Each year, the Communications Committee of the RAS-ACS selects a topic of broad interest to young surgeons and solicits brief essays from interested members on the subject. This year’s topic — How Surgeons Deal with Complications – generated a robust response from RAS-ACS membership. This year’s winning essay by Elisha G. Brownson, MD, details lessons learned from a case involving a lucid patient and a snapped catheter.
Accepting accountability and moving forward
by ELISHA G. BROWNSON, MD
PUBLISHED JANUARY 3, 2014 in Jan 2014 /Volume 99 Number 1/Bulletin of the American College of Surgeons
In an instant, the whole procedure changed. I had been called to assist another co-resident in removing a port-a-cath at the bedside. It had been difficult, and despite retrieving the port, the tunneled line was proving to be more of a struggle to remove. It was my hands that came to assist, that applied stronger tension, and that snapped the catheter. It was my complication.
My thoughts flashed back to the consent form that the patient had signed. The risks of the procedure include: bleeding (not expected to be more than a tablespoon), infection (we are removing the port due to suspected infection), damage to nearby structures…
Did we even mention retained foreign body?
In a calm voice, I asked my co-resident to get our chief resident to the bedside and get the nurse to put the patient on telemetry. There we were, with an awake patient and a catheter that I could not retrieve.

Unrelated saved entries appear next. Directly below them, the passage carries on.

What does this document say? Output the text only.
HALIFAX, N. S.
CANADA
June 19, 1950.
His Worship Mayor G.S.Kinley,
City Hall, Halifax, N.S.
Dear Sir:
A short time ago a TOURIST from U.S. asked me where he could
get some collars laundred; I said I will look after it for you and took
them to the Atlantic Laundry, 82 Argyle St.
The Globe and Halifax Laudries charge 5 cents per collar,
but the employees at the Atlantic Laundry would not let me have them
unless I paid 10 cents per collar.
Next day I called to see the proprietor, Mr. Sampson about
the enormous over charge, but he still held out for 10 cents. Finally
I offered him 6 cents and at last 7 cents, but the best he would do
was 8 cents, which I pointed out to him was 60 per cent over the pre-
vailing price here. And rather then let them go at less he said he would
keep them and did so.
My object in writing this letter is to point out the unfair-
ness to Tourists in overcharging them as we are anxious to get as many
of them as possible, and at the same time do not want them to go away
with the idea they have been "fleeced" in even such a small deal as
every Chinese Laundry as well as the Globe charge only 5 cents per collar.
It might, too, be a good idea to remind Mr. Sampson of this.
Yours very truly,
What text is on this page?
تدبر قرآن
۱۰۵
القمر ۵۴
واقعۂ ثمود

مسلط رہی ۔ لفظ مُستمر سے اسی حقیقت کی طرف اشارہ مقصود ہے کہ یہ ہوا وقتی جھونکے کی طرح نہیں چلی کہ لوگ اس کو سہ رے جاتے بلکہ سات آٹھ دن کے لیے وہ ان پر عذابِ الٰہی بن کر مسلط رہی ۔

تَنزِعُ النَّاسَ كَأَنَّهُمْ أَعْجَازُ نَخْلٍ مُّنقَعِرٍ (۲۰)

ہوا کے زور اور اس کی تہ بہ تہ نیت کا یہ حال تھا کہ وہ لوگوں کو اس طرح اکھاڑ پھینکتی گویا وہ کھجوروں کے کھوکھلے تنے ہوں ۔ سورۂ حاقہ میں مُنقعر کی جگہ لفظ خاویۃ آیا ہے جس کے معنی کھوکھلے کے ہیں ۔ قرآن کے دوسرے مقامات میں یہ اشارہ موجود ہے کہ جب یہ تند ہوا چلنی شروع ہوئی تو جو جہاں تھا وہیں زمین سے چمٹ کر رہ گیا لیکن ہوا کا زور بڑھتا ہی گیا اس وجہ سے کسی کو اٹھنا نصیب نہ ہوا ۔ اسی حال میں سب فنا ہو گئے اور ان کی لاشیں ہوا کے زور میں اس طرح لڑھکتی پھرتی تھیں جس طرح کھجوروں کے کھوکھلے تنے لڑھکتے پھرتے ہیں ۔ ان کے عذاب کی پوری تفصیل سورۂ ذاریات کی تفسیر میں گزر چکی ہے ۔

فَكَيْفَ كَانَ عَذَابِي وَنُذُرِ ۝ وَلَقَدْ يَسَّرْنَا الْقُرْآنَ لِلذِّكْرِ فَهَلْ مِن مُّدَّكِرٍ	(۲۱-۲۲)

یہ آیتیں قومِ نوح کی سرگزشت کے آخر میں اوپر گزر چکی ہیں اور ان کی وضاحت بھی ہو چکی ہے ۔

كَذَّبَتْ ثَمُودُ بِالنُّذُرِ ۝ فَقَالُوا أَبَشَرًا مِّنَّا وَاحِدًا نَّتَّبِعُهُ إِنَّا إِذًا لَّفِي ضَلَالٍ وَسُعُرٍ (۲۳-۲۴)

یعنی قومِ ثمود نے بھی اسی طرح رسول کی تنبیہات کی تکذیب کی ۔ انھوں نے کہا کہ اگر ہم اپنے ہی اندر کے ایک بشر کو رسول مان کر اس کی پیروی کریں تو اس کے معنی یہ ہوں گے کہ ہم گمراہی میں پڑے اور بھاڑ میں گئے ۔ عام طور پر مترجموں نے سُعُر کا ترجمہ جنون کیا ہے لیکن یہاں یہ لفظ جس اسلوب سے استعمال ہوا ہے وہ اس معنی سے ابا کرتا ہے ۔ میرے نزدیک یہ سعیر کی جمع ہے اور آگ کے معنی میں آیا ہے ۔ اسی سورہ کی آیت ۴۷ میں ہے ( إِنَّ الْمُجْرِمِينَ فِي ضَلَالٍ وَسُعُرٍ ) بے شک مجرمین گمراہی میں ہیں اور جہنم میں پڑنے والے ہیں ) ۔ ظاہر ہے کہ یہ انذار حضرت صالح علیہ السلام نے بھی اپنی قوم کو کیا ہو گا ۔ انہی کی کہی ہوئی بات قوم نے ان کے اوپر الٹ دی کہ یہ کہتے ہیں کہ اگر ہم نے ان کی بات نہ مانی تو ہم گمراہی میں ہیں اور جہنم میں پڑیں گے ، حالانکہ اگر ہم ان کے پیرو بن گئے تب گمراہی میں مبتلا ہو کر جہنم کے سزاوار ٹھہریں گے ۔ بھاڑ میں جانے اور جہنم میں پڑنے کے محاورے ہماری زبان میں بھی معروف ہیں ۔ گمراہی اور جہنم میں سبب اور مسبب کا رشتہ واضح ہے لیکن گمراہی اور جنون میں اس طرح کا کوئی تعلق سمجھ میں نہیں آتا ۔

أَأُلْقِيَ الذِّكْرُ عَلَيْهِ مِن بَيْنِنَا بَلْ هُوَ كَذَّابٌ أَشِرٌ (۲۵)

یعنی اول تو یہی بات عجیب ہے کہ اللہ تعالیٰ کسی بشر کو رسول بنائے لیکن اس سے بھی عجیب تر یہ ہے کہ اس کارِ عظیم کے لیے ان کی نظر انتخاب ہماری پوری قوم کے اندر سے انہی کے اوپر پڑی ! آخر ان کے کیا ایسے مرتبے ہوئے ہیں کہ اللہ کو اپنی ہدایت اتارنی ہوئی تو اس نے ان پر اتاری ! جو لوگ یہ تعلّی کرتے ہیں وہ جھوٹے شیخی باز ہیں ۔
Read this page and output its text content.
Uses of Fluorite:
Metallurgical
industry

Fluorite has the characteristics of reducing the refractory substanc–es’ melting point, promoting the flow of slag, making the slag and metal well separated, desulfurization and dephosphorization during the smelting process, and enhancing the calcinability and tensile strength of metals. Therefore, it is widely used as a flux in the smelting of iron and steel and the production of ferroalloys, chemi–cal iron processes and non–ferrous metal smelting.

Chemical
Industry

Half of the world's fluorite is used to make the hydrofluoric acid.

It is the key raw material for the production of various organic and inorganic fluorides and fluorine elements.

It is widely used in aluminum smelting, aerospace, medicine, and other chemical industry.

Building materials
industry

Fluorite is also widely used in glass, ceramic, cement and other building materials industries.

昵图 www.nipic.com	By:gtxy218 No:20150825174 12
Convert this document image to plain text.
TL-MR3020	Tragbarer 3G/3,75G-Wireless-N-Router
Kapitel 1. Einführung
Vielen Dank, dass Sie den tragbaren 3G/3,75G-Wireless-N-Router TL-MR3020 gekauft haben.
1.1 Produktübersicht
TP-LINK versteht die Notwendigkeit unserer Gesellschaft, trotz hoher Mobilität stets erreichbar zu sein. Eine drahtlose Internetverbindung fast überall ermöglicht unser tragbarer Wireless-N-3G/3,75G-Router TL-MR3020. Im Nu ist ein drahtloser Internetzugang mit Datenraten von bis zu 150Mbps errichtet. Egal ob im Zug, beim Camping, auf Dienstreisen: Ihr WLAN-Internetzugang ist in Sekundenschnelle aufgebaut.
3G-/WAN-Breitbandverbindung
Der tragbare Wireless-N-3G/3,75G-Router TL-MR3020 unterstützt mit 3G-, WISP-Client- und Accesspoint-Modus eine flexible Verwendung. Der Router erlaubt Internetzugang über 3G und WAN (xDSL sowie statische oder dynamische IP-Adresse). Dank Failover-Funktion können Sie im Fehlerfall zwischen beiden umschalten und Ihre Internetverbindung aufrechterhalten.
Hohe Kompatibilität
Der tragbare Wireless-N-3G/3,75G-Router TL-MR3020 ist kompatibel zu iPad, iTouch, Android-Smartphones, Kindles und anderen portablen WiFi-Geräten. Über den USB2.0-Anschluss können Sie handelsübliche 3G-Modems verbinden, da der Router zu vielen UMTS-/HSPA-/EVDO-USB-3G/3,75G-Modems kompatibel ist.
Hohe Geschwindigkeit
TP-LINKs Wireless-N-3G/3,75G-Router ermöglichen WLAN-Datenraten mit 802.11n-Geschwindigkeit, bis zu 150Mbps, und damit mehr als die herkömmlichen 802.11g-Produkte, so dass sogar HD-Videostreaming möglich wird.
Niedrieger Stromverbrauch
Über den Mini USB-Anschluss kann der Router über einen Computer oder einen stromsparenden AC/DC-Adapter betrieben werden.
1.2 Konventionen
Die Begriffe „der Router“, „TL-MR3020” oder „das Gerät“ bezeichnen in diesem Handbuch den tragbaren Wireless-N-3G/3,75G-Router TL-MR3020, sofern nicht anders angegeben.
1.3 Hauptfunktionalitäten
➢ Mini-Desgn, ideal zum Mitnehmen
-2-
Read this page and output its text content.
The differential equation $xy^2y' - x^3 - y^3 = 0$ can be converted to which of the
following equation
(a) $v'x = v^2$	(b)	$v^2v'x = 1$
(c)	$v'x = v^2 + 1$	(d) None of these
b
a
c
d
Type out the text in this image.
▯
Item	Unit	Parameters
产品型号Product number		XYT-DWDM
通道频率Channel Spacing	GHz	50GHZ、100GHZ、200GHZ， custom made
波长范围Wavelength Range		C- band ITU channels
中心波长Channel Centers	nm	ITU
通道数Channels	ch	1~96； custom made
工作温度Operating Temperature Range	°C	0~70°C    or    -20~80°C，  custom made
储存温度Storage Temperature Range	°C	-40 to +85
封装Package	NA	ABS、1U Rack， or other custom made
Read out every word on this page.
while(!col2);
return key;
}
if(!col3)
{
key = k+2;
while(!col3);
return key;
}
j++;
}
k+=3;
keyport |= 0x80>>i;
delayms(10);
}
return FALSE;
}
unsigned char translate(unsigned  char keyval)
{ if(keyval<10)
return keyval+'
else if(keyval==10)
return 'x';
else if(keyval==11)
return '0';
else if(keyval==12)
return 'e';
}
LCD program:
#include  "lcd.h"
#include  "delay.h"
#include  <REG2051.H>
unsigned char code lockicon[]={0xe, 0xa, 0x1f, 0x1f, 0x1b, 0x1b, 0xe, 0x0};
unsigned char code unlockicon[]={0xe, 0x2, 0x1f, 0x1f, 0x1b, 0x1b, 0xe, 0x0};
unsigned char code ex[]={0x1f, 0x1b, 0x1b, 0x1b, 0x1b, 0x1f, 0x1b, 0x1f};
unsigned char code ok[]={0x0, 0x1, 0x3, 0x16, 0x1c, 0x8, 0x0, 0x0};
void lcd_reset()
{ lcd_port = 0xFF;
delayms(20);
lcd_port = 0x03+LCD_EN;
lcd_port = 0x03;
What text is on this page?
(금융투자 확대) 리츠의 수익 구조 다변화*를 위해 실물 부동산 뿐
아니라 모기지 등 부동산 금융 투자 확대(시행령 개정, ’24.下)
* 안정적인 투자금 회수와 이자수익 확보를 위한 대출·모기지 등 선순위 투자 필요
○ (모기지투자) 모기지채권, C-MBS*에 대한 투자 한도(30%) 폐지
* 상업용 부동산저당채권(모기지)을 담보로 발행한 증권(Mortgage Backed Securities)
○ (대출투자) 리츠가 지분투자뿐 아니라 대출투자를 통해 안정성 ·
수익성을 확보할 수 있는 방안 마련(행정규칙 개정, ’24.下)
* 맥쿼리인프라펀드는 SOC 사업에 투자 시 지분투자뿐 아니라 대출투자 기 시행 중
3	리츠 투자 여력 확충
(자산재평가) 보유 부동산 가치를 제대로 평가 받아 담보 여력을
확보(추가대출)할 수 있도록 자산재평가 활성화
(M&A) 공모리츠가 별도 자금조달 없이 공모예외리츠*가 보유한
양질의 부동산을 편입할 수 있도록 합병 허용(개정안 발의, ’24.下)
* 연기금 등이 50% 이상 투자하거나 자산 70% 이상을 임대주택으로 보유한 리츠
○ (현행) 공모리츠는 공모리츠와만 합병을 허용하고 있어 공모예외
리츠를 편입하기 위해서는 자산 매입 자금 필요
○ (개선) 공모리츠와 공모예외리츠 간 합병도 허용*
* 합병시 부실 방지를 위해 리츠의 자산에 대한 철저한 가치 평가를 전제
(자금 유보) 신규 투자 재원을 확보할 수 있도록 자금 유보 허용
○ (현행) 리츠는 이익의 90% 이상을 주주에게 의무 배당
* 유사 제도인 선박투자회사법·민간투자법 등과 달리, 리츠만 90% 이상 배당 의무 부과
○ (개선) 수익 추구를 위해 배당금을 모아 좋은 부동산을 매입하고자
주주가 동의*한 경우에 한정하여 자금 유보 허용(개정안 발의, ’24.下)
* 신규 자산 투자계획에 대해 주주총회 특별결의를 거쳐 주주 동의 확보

Surgeons must often face complications in a much more overt way than our medical colleagues. And, unlike a hospital-acquired pneumonia, which often can be attributed to several factors with shared responsibility among numerous providers, surgical complications can often fall into the operator’s hands. Our hands, which we have trained to heal, are also held accountable for their actions.
I returned to our workroom feeling a mixture of embarrassment, regret, and disappointment in myself. My chief’s response surprised me. She said that this problem was a sign that I was operating because, in the end, we cannot operate without encountering complications. We must reconcile this fact within ourselves to move forward, while at the same time proceeding with great care and detail so that we do not advance recklessly to the operating room. It is this awareness that our colleagues and attendings attempt to reproduce at the podium of our morbidity and mortality conferences, but often we are our own greatest critic in this process.
The sterile field was taken down. My gown, gloves, and mask were removed. Are you all done now? We invited the patient’s wife back to the room so the attending surgeon and I could explain our findings and the plan going forward. It is a challenge, in a field wrought with pride and confidence, to expose our failures to patients and their families. But this humility carries forward with us and shapes us. Every surgeon has those poignant faces or names engraved in their memory, and they stay with us for the duration of our career.
The patient was wheeled off to interventional radiology. Thankfully, retrieval of his catheter was resolved promptly and without further complications. The next day, I apprehensively walked into the patient’s room to round. Deep breath. Move forward. Another day in residency. These were the thoughts that were running through my head that morning.
I am a surgeon in training and as my responsibilities grow, I understand more intimately the unique challenges of our field. I have learned from this patient and have found that our complications spur us on to strive for better care in the future.